Classification of Dementias and Their Complex Treatment
1. Overview & Epidemiology
Definition (Gajdos / DSM-5-TR). Dementia = major neurocognitive disorder: an acquired, usually progressive decline from a previously attained level in one or more cognitive domains, severe enough to interfere with independence in everyday activities. The cardinal symptom is cognitive impairment ("memory, judgment, orientation, and cognition"; motor dysfunction appears at the end). Cognitive impairment is the cardinal symptom shared by the three core organic syndromes: delirium, dementia, amnestic disorders.
Why it matters (Gajdos).
- Background physiologic changes are treatable in 10–20% of cases when recognised at an early stage → screen for reversible causes.
- Suicide rate is high among the demented (especially when insight is partly preserved).
- Progression of irreversible dementia can be slowed when recognised at onset → early diagnosis = prevention.
Epidemiology by subtype (Gajdos + Kaplan):
| Type | Share of all dementias | Typical age | Key genetics/risk |
|---|---|---|---|
| Alzheimer's disease (AD) | 60–70% (Gajdos); ~10% prevalence in those 65+ in Hungary | 65+ | APOE ε4, Down syndrome, family history |
| Vascular dementia (VD) | ~20% worldwide; in Hungary ~20% MORE VD than AD (high cardiovascular burden) | 60–70 | Hypertension, AF, prior stroke, diabetes |
| Lewy body / Parkinson dementia | ~5–10% | 70+ | α-synuclein (Lewy bodies); sporadic mostly |
| Frontotemporal (FTD / Pick) |
Hungarian specific (Gajdos): Because of the high cardiovascular/cerebrovascular disease burden, vascular dementia is ~20% more common than Alzheimer's in Hungary — the reverse of the typical Western pattern. Expect this on the oral.

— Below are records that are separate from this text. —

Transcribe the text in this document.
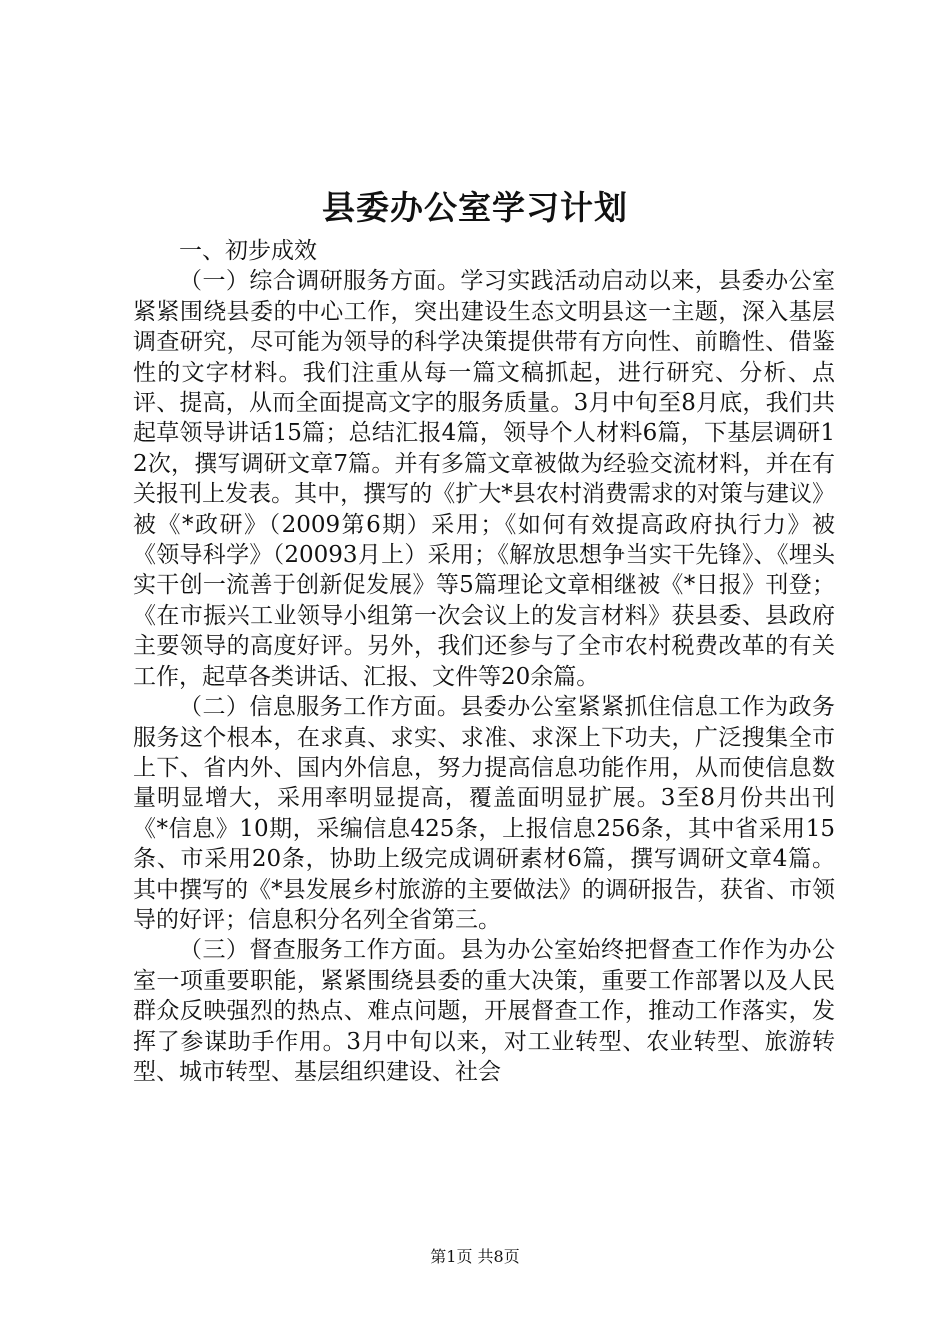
县委办公室学习计划

一、初步成效

（一）综合调研服务方面。学习实践活动启动以来，县委办公室紧紧围绕县委的中心工作，突出建设生态文明县这一主题，深入基层调查研究，尽可能为领导的科学决策提供带有方向性、前瞻性、借鉴性的文字材料。我们注重从每一篇文稿抓起，进行研究、分析、点评、提高，从而全面提高文字的服务质量。3月中旬至8月底，我们共起草领导讲话15篇；总结汇报4篇，领导个人材料6篇，下基层调研12次，撰写调研文章7篇。并有多篇文章被做为经验交流材料，并在有关报刊上发表。其中，撰写的《扩大*县农村消费需求的对策与建议》被《*政研》（2009第6期）采用；《如何有效提高政府执行力》被《领导科学》（20093月上）采用；《解放思想争当实干先锋》、《埋头实干创一流善于创新促发展》等5篇理论文章相继被《*日报》刊登；《在市振兴工业领导小组第一次会议上的发言材料》获县委、县政府主要领导的高度好评。另外，我们还参与了全市农村税费改革的有关工作，起草各类讲话、汇报、文件等20余篇。

（二）信息服务工作方面。县委办公室紧紧抓住信息工作为政务服务这个根本，在求真、求实、求准、求深上下功夫，广泛搜集全市上下、省内外、国内外信息，努力提高信息功能作用，从而使信息数量明显增大，采用率明显提高，覆盖面明显扩展。3至8月份共出刊《*信息》10期，采编信息425条，上报信息256条，其中省采用15条、市采用20条，协助上级完成调研素材6篇，撰写调研文章4篇。其中撰写的《*县发展乡村旅游的主要做法》的调研报告，获省、市领导的好评；信息积分名列全省第三。

（三）督查服务工作方面。县为办公室始终把督查工作作为办公室一项重要职能，紧紧围绕县委的重大决策，重要工作部署以及人民群众反映强烈的热点、难点问题，开展督查工作，推动工作落实，发挥了参谋助手作用。3月中旬以来，对工业转型、农业转型、旅游转型、城市转型、基层组织建设、社会

第1页 共8页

Gajdos classification axes (be ready to name these):
- Course: acute – subacute – chronic
- Anatomy: cortical (AD, Pick) vs subcortical (Binswanger, Parkinson, Huntington) vs mixed (Lewy body)
- Dominant disturbance: mainly cognitive – mainly affective – mainly conative – mixed
- Evolution: progressive – processive (phases/exacerbations) – residual
- Treatability: reversible/treatable vs irreversible ← the axis the exam loves (see 4.100, 5.48)
Etiology mnemonic (Gajdos) — "DEMENTIA": Drug · Emotional · Metabolic · Elderly · Neurologic · Traumatologic · Iatrogenic · Alcohol.